The Chinese Academy of Sciences "LAMOST Laser Beacon System" passed the acceptance
August 24 10:17:03, 2025
The "LAMOST Laser Beacon System" project, part of the Chinese Academy of Sciences' major science and technology infrastructure initiatives, successfully passed expert acceptance on September 25th to 27th at the National Astronomical Observatory in Hebei Province. This milestone marks a significant step forward in China's efforts to develop advanced astronomical technologies. The project was carried out by a collaborative team led by Li Guoping from the Nanjing Astronomical Optical Technology Research Institute and Lin Wenxiong from the Fujian Institute of Physical Structure.
A key component of the system is the green laser developed by Lin Wenxiong, which creates an artificial "star" approximately 7 kilometers above the telescope, near the center of the LAMOST telescope. This laser beacon samples Rayleigh scattered light from atmospheric molecules, allowing the telescope to measure and correct wavefront distortions caused by atmospheric turbulence. The data collected is then sent to actuators, enabling active optical correction for improved image quality.
During the development process, the team faced challenges related to optical distortion in ultra-long laser cavities. To overcome this, they innovatively applied timing control and 4f image transfer technology, breaking through the limitations of standard industrial lasers. As a result, they developed a laser with a pulse width of 65 nanoseconds—significantly longer than the typical 20 nanoseconds found in commercial systems.

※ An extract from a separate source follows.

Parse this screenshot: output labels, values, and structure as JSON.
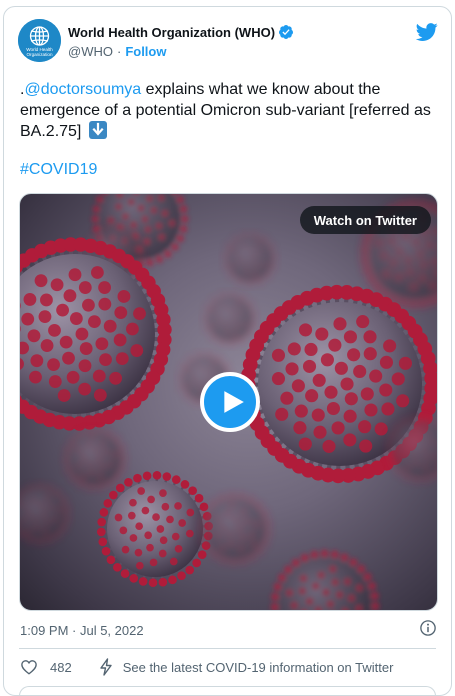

To ensure the laser could operate effectively across a wide temperature range (-30°C to +40°C), the team used materials with low thermal expansion coefficients for the laser baseplate. Combined with optimized optical design, this helped maintain a stable cavity state. Additionally, they developed an independent adaptive optical mount that compensates for environmental stress through self-deformation, ensuring consistent performance under varying conditions. These advancements have been patented, with three applications submitted, including two patents and one published paper.

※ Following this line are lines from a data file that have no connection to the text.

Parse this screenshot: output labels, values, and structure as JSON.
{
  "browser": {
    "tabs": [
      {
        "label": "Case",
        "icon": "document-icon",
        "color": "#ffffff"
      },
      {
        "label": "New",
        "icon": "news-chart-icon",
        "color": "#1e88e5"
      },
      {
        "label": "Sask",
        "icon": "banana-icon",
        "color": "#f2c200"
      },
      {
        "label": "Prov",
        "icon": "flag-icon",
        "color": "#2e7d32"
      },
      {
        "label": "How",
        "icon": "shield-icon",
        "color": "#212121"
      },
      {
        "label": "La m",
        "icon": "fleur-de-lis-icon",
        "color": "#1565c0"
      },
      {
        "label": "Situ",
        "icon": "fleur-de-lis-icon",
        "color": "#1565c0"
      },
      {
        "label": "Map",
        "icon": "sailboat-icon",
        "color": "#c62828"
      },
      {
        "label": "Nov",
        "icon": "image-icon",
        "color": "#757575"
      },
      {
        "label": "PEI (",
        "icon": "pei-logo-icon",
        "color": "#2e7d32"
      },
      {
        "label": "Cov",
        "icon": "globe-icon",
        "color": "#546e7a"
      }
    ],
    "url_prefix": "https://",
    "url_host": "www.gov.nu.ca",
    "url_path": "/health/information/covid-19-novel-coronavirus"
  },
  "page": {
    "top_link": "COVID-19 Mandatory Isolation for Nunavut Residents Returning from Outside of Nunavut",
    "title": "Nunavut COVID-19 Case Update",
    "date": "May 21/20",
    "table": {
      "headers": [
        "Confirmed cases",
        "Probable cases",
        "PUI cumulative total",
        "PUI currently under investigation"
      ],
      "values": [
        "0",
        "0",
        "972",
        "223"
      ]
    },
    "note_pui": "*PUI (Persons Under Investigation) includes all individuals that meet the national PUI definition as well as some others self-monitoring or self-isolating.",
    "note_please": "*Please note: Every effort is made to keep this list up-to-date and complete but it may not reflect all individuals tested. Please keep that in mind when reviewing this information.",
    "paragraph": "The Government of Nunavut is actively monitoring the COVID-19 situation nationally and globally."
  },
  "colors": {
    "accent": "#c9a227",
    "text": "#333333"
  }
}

The final laser performance exceeded contractual specifications: it delivered 33 W of power, with a stability of 0.7%, a repetition rate of 12 kHz, a pulse width of 65 ns, and a beam quality of M² = 1.3. During the acceptance meeting, the expert panel praised the laser’s stable performance. The artificial star generated by the system significantly reduced the time needed for active optics correction, enhancing the sky coverage efficiency of LAMOST. This achievement represents a critical technological advancement for atmospheric correction in China, paving the way for future developments in adaptive optics.